Even if the law has not come into force - it will probably be modified by the Senate in February - its announcement has been a bombshell in Mexico. Commentators compare these concrete blocks to the Berlin Wall or the Wall recently built in the Palestinian territories. Although measured rhetoric is his usual wont, in this instance President Vicente Fox could not find hard enough words with which to denounce "this hypocrisy." "It's not possible that in the Twenty-First Century a wall be built between two neighboring nations, two sister nations, two partner nations," he fumed. "It's a very negative signal that says nothing good about a nation that prides itself on being democratic and built by immigrants!" concluded a bitter Vicente Fox. For the ex-President of Coca-Cola México, the Congressional vote is a slap in the face.

On his ascent to power five years ago, he promised himself he would obtain through his "friend" George Bush an ambitious program for regularizing the status of illegal aliens and a humane and generous immigration law that would prevent the deaths every year of hundreds of candidates for immigration along the border.

Hesitations about the text of the law were not lacking, exposed first of all by George Bush himself. A former Governor of Texas, the President knows that part of the profits from agriculture and construction are based on recourse to labor that is cheap because it's illegal. Therefore he pleaded for the addition of a "temporary worker program." Weakened, however, by the growing argument over his occupation of Iraq, he did not succeed in imposing his will on his own party.
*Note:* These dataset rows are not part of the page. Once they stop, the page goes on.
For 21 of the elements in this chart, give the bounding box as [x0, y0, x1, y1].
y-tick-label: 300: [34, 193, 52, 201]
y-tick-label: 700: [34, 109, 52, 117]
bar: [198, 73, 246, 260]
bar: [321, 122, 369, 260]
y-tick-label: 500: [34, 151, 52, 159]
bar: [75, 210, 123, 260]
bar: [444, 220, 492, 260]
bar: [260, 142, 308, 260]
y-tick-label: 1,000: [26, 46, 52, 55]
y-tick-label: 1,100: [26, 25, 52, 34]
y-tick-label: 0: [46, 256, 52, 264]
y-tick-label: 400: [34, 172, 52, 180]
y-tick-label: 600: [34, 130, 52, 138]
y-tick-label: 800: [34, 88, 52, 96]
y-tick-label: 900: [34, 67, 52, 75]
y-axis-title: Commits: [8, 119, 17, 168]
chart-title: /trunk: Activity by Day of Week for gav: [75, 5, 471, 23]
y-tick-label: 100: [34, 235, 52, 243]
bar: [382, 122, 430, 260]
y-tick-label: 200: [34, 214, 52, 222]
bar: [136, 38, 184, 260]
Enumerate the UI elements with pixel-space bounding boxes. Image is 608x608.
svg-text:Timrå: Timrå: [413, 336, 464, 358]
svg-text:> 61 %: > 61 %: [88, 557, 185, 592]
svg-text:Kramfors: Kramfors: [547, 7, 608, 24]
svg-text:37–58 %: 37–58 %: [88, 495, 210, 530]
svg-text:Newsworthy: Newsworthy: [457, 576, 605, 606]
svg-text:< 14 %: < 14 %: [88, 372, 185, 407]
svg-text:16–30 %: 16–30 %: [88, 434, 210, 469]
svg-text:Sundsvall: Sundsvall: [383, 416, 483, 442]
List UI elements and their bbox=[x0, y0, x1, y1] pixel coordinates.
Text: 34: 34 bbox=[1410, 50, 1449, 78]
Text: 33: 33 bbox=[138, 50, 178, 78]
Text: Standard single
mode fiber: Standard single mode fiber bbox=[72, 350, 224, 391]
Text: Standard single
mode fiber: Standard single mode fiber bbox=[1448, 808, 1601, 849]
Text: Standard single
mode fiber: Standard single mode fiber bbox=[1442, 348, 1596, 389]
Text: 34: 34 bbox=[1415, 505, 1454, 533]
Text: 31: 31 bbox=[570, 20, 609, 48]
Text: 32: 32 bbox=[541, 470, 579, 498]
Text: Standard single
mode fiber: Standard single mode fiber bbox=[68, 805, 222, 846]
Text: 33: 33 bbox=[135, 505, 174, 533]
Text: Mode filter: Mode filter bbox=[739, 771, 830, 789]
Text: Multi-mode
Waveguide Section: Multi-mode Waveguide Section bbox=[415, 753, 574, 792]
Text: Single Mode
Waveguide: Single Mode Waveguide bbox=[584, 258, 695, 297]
It's not economic anguish that dictates this law's underlying isolationism. In spite of the presence of at least 10 million illegal residents in the country, the majority of them Mexican, the unemployment rate remains very low (around 5%). Even more relevant, a recent study published by the Congressional Budget Office reports that one worker out of seven in the United States is an immigrant and close to 40% of them come from Mexico and Central America.

Huntington's Theory

Republicans' motivation is, above all, ethnic and cultural, reflected by the success the last two years of Samuel Huntington's work, Who Are We: The challenge to America's national identity. The academician theorizes the destruction of the United States by Hispanics, who, unlike their European predecessors, are incapable of melting into an American identity. If these ideas have ever more adepts, it's that Washington seems unable to respond to a growing flow of immigration. Close to eight million people have moved to the United States in the last five years, legally or illegally, according to the Center for Immigration Studies. That's a rhythm 2.5 times the rate of the great wave of Europeans arriving around 1910 on the New Continent.

The law's opponents emphasize that repression will have no impact. It's the American economy's formidable attraction combined with the misery at its threshold that push hundreds of millions of Latin Americans to try their luck, at the risk of their lives. Meanwhile, some Republicans are in a panic: ratified or not, this law could alienate the Hispanic vote in the run-up to the mid-term Congressional elections in November. Andrés Oppenheimer, an avowed conservative and principal editorialist for the American newspaper Miami Herald, summarizes the situation: "If the Republicans look like the ones who see Hispanics as likely criminals who should be stopped at every street corner, they can say "Adios" to a good part of that electorate."